Though this came out in 2009, Dance feels like it could sit alongside what Phil Sandifer calls the "New Pop" style of contemporary comics, like Batgirl and Young Avengers. Except that... it's just not as good. There could be some interesting ideas about the boldness of youth, what it means to grow up, how to be a superhero in the era of Twitter, but none of that's actually here. Rather, we watch the Super Young Team be manipulated by hackneyed PR managers for five issues when they suddenly get their crap together and save the day. It's not quite as cliche as it sounds-- I did like that Most Excellent Superbat doesn't decide to give up Twitter, but instead invents a replacement for it that joins people brain-to-brain, and I also liked the reveal of the grave threat facing Japan-- but it didn't really have anything to say.

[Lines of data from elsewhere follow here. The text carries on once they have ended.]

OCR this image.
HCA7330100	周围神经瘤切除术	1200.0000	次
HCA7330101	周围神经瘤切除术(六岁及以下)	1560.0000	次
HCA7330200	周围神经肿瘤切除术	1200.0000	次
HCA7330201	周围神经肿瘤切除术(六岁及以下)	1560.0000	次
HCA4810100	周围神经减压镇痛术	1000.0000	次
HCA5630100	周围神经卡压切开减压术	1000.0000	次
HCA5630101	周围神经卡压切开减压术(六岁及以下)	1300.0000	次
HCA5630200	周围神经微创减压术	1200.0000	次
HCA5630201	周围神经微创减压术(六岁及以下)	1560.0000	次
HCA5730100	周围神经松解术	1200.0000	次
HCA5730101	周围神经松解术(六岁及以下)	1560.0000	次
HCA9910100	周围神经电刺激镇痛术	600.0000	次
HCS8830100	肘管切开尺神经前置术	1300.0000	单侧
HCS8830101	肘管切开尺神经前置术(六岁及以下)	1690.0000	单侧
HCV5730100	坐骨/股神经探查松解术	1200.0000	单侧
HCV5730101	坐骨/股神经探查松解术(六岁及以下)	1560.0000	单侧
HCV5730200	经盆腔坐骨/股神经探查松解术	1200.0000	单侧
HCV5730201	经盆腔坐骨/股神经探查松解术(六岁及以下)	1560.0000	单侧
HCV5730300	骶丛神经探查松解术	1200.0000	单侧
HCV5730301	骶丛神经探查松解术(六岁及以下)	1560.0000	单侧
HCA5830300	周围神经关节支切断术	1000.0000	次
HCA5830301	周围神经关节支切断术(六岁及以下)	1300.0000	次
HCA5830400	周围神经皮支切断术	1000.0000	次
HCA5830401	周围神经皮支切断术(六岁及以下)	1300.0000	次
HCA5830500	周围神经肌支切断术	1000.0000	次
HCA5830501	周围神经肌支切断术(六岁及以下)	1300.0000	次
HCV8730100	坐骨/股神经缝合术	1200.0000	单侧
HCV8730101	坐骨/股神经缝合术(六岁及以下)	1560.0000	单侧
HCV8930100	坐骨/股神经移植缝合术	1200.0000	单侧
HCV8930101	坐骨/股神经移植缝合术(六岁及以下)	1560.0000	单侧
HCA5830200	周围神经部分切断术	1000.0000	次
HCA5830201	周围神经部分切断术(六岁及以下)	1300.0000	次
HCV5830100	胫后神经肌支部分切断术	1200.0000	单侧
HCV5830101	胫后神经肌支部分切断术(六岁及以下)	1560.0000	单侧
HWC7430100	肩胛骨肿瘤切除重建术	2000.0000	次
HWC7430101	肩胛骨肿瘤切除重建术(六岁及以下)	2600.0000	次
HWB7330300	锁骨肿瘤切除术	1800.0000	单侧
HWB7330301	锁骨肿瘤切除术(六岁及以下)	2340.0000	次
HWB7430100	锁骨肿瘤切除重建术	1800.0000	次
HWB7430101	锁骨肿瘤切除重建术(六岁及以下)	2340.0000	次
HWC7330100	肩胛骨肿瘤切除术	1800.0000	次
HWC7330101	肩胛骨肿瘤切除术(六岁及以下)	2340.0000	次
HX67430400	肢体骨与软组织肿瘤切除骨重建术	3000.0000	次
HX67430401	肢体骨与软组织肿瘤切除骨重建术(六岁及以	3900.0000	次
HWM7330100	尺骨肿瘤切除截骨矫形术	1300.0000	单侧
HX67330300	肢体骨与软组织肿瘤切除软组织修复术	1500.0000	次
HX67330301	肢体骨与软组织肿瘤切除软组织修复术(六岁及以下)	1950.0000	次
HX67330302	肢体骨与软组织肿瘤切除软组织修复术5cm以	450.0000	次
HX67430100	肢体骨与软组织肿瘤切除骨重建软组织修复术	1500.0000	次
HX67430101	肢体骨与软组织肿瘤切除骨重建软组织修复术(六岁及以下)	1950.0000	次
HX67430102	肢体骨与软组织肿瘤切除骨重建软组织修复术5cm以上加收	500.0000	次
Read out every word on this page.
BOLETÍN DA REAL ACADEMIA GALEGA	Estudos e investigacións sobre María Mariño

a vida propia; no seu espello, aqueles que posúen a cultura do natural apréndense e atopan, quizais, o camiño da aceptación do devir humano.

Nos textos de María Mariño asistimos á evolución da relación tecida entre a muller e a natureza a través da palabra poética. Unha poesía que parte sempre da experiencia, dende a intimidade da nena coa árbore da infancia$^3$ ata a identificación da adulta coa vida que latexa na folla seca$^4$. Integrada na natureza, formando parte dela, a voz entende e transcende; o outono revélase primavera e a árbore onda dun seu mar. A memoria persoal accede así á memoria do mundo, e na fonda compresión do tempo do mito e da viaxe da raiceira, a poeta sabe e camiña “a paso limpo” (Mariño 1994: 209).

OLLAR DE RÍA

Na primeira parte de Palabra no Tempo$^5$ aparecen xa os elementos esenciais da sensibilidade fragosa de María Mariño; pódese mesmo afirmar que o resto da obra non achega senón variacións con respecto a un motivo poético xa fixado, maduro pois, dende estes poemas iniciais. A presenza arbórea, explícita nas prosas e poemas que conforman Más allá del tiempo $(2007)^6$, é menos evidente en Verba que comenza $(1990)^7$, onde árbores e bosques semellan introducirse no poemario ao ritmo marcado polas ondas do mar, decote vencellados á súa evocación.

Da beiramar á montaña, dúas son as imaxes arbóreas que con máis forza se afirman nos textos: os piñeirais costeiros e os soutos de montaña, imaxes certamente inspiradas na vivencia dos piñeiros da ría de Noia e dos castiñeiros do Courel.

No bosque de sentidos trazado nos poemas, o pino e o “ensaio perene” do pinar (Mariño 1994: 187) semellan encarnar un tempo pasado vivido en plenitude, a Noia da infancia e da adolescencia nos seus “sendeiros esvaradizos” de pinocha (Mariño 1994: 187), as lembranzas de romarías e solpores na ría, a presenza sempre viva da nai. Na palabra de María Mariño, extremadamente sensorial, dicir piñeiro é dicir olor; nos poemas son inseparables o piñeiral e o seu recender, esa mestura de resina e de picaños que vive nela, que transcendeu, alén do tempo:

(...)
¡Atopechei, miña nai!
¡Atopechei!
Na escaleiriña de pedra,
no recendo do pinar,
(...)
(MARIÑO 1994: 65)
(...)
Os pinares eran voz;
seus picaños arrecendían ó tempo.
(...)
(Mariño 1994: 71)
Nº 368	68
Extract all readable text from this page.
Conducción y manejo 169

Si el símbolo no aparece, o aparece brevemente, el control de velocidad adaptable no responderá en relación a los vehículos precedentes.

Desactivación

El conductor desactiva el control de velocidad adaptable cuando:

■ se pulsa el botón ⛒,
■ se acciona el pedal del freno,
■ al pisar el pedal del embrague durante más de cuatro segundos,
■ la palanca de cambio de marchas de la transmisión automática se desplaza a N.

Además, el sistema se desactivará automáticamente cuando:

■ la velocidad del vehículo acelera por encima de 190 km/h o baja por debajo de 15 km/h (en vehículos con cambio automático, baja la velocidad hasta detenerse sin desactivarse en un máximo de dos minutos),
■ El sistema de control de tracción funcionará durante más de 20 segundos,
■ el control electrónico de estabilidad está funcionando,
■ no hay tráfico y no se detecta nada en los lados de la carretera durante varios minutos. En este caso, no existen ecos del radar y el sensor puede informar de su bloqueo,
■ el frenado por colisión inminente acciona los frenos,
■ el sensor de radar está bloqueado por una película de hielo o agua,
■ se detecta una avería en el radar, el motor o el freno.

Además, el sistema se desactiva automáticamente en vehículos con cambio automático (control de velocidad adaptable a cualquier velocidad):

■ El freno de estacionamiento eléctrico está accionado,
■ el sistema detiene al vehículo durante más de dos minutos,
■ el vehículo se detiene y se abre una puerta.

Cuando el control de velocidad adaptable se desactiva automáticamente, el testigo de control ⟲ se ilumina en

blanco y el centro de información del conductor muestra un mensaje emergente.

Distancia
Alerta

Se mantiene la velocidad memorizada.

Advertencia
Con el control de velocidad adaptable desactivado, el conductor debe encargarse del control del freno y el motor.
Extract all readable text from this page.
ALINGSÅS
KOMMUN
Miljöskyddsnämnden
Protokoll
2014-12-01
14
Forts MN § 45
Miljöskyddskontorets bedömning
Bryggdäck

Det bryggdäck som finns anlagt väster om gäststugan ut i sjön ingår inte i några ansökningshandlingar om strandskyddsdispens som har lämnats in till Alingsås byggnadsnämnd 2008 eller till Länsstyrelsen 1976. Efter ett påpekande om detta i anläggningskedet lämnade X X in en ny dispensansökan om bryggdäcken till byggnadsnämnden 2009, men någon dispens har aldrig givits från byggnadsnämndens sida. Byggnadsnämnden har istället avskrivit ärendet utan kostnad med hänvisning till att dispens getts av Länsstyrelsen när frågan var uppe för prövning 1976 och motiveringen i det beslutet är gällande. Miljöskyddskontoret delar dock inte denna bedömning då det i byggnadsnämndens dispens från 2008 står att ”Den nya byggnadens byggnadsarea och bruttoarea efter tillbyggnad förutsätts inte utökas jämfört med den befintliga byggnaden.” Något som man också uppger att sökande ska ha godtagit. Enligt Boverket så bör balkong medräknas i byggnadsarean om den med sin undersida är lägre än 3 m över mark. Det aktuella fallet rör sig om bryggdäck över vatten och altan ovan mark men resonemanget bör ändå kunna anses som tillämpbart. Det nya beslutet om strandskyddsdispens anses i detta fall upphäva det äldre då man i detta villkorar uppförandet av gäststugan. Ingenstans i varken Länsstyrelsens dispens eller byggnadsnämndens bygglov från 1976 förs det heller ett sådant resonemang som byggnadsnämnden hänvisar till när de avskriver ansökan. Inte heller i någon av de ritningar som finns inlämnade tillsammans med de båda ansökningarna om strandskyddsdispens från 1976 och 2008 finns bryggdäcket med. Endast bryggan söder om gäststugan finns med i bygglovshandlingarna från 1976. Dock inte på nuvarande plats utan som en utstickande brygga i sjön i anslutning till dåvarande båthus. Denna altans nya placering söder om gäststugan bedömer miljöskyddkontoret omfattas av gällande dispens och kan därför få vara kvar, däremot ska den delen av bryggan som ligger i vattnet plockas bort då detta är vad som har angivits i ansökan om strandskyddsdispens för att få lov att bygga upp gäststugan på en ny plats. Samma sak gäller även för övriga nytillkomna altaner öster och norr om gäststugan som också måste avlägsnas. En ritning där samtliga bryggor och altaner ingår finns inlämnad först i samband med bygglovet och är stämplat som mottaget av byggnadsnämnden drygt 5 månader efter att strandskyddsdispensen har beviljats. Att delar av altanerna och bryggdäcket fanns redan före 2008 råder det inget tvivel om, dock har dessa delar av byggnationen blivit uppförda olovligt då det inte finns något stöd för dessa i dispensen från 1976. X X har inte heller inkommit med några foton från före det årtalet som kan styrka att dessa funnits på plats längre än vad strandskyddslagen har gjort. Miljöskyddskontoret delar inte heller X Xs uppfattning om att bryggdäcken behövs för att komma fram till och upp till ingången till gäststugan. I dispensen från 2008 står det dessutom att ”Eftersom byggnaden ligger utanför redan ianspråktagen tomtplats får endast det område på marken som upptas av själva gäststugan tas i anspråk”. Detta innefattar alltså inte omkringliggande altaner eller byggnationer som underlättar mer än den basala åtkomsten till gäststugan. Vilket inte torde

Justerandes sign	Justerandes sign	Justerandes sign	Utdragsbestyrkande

There are glimpses of big ideas in it, but they don't come to fruition. Both Most Excellent Superbat and Shiny Happy Aquazon ultimately turn down heroes from the previous generation to forge their own paths, but there's no sense of why it's important, of what the younger generation gains by rejecting the older generation's identity and forging its own. Or, what about the fact that the supposed deficiencies of this generation come from the previous one: we're just living in the PR-fueled world our parents created. Nothing like this is really grappled with. The book just becomes generic superheroics without anything to say that you haven't seen before, even if it does occasionally want to try.

I feel like there's potential in these characters, so it's a shame this was it for them, as far as I know; the "New 52" reboot restored the original Forever People in an insta-cancelled series by Dan DiDio and Keith Giffen. All five of them seemed like they could be really interesting given the chance, and I also really liked the sense of a history of Japanese superheroics created by Morrison and Casey, with the JLA-esque Big Science Action, who shout delightful things like "Big Science Emergency"! The appearances of ur-hero Ultimon-Alpha, with his stereotypical doomsaying, was one of my favorite parts of the books. Hopefully someone tries something with the Super Young Team again one day; I really like it when DC takes that very American idea of the superhero and filters it through the sensibilities of other cultures.